More news coming soon,

Happy New Year to everyone!

Stephanie Cope

Glengorm Wildlife Steward

Mingary Morning

This is a retrospective blog from my first day on Glengorm – unfortunately, I didn’t have access to the blog account and so couldn’t post it at the time. There was so much great wildlife out that day… it would have been rude not to!

(4/12/12)

My destination was Loch Mingary, which lies along the western border of the estate. This has always been one of my favourite spots; an achingly beautiful peninsula caught between two small sea-lochs. I’ve never once been down to Mingary and not seen either a diver or a sawbill duck – usually both. A small burn filters into the loch at its head, and it’s absolutely bursting with fish. The weather was chilly but clear; one of those perfect winter days.

But as my bobble hat emerged behind the last hillock, a hideous clattering and ‘gronking’ shattered the quiet.  No less than 12 grey herons shambled into view, wildly trying to avoid each other’s limbs as they heaved to get airborne. The presence of several young birds seemed to slow the operation down and it was a few minutes before they had re-grouped in a straggling line on the far bank, eyeing me furiously.

The herons remained in position during my visit, but made nuisances of themselves by flying over my head and ‘gronking’ as soon as I spotted something interesting. There is in fact a heronry on the far bank of the Loch, and the sight of such hefty birds mincing around in the boughs of spindly pines can be quite heart-warming!

I continued out towards the point, and was treated to a very confiding great northern diver pottering close to shore. It allowed me to watch it hunting for quite some time, and seemed to be enjoying a good haul of small fishes.
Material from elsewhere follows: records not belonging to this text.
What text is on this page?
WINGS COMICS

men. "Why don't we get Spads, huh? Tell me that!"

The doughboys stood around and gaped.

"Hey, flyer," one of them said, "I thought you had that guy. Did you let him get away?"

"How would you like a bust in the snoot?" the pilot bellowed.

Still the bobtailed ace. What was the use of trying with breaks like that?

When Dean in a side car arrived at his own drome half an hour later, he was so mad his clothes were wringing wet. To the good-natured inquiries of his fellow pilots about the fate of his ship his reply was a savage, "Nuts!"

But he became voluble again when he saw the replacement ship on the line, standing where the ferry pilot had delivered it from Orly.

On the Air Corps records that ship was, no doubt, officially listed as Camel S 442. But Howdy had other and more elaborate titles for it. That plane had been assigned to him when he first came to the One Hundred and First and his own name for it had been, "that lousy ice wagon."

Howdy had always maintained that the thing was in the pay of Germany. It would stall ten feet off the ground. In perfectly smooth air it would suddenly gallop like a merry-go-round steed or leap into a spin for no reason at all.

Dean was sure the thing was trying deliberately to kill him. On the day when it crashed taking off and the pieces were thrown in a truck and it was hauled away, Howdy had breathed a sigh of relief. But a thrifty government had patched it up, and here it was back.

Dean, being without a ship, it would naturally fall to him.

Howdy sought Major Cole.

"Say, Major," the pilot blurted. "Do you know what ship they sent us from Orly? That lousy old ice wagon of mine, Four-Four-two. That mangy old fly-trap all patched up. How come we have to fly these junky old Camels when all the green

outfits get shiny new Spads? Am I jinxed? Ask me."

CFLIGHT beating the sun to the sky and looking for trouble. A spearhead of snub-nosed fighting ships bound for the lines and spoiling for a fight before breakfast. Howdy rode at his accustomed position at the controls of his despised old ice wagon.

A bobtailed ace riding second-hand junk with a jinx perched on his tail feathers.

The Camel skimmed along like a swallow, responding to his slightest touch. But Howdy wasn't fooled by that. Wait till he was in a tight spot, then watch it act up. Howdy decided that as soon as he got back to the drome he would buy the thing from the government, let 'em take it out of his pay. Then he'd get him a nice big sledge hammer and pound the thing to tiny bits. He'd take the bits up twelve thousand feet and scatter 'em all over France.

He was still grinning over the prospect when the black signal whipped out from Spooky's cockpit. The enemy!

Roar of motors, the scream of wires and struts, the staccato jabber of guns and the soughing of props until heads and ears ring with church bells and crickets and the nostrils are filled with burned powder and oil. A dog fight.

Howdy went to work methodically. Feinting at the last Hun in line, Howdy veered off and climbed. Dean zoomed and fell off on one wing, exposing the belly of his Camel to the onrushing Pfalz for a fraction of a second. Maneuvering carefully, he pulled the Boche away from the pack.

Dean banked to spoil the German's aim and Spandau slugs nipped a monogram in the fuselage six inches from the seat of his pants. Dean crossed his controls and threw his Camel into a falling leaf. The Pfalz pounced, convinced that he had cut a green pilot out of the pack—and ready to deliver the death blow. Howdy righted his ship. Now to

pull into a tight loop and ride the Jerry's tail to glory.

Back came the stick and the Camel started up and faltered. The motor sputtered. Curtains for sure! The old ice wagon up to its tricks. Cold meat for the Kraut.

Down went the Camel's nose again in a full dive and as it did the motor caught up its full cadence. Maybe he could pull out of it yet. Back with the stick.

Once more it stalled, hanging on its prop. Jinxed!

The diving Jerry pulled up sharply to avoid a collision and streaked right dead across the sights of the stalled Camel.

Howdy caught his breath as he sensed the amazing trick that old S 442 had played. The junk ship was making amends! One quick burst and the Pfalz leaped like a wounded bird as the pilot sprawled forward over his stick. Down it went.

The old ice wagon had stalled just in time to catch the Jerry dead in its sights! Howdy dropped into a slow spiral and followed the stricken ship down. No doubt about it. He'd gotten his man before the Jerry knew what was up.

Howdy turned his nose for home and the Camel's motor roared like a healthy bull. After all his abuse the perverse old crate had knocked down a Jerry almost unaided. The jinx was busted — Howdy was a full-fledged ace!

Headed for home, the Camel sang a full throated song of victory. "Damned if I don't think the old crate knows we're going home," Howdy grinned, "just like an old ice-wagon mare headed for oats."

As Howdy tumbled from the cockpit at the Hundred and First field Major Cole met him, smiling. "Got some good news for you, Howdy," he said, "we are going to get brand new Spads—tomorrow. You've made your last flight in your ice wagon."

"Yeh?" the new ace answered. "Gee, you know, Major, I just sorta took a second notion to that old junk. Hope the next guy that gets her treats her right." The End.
These birds spend winter in Northern Europe before returning to their breeding grounds in Iceland and Greenland. At this time of year the plumage is a dull smoky-black and greyish white. If you look closer though, you can still trace the outline of their strikingly geometric breeding-ware. They can be seen at their most splendid just before leaving us in April.

Further on, a pair of stonechats made themselves very visible, ‘chikking’ and clambering angrily over the brambles towards me. In my experience, there are few small birds able to make you feel so thoroughly unwelcome, so quickly, as the stonechat. This is atoned for in my eyes by their delicate rosy plumage and pompous way of perching.

The point itself was dripping in sunshine, but otherwise quiet. A few waders were roosting out on the rocks (oystercatcher and curlew) and a couple of shags were drying their plumage in the breeze. Common gulls frequently make passes up the Loch and back, but I haven’t seen one feeding yet.

As I returned inland, I decided to walk further towards the forest before going home. This turned out to be a master-stroke, because shortly after skidding over a patch of clammy weed, a female hen harrier swept past. She was quartering the rock outcrop behind, working methodically back and forth searching for prey. Unlike the herons she seemed unconcerned with my choice of head-wear, and almost immediately struck a Meadow pipit. She was only a few yards away – possibly the best view I’ve had. The RSPB recently released a statement that there was only one known successful breeding pair of hen harriers in England this year; there should be territory enough for around 320 pairs.

After watching her hunt, I decided to crack open the flask of tea (and why not?) I was just taking my first sip as a sleek object broke the surface of the loch and rippled towards me. Otter!

Each time it submerged, there was a little wave and a slap of its tail – it looked to be quite a small individual, so I would guess female. I actually saw it bring a mullet up, cheerfully crunch off its head and devour the rest with alarming speed. After a time she came out of the water, only 20 yards away. She seemed completely oblivious to my presence and carried on grooming and rolling about on the pebbles.

On my way home, I saw a female kestrel, a female sparrowhawk and one unhappy buzzard (being bothered by the ubiquitous Meadow pipits). A few red deer hinds also skittered across my path just before I arrived back at the Standing Stone field.

All in all, I call that a successful first day at work.